Back at Parent’s Night, it's not long after I start pondering the teacher’s first bullet item that the classroom triggers a  Pavlovian response cultivated over 17 years of schooling and my mind wanders here, there, and everywhere. Once I  realize that I'm lost, there’s no getting back in the groove. I can't even ask a question for fear of looking like an idiot.  What's the point?
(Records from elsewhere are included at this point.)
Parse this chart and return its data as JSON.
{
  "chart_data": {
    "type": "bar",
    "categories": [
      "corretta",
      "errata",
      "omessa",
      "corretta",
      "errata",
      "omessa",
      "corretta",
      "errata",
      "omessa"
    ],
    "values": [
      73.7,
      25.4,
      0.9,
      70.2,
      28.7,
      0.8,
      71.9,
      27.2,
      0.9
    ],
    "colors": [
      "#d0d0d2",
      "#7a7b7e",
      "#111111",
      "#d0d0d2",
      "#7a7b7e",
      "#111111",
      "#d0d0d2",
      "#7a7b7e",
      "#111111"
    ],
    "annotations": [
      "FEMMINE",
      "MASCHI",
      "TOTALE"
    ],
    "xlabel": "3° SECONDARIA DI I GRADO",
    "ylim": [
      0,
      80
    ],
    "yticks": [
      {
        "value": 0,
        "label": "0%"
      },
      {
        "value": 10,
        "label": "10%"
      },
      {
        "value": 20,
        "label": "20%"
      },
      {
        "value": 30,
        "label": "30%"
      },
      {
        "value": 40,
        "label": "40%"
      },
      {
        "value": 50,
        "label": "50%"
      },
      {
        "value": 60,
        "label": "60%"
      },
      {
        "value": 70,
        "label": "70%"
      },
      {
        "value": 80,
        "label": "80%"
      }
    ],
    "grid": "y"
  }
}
I'll only forget what was said - and I can always ask Mommy what I missed.

One thing I picked up at these affairs is you can expect to find one of two types of teachers on Parent's Night. First,  there is the highly motivated teacher who is eager to employ the latest teaching theories. The second type is the one  who has taught before. No doubt, both types deserve our love and support to the extent that they don't grow  complacent.

The teachers deserving of the most praise, however, are those who assign the least amount of homework. Do their  pupils learn any less? Someone should apply for a grant to study that. Summer is a nice break from the blessing of overseeing homework.

When our little angel was in first grade, one of her weekly assignments was to cut letters out of magazines and paste  them together, like a ransom note, displaying the week’s spelling words. She did not persist at this pointless preschool task. It fell to me to do most of the cutting. I still can’t spell well, proving the exercise was pointless. Mercifully, her  younger brothers were spared that task.

In summary, it’s time for back-to-school. Compared to the Monmouth County Youth Detention Center, a possible  alternative, it’s not that bad.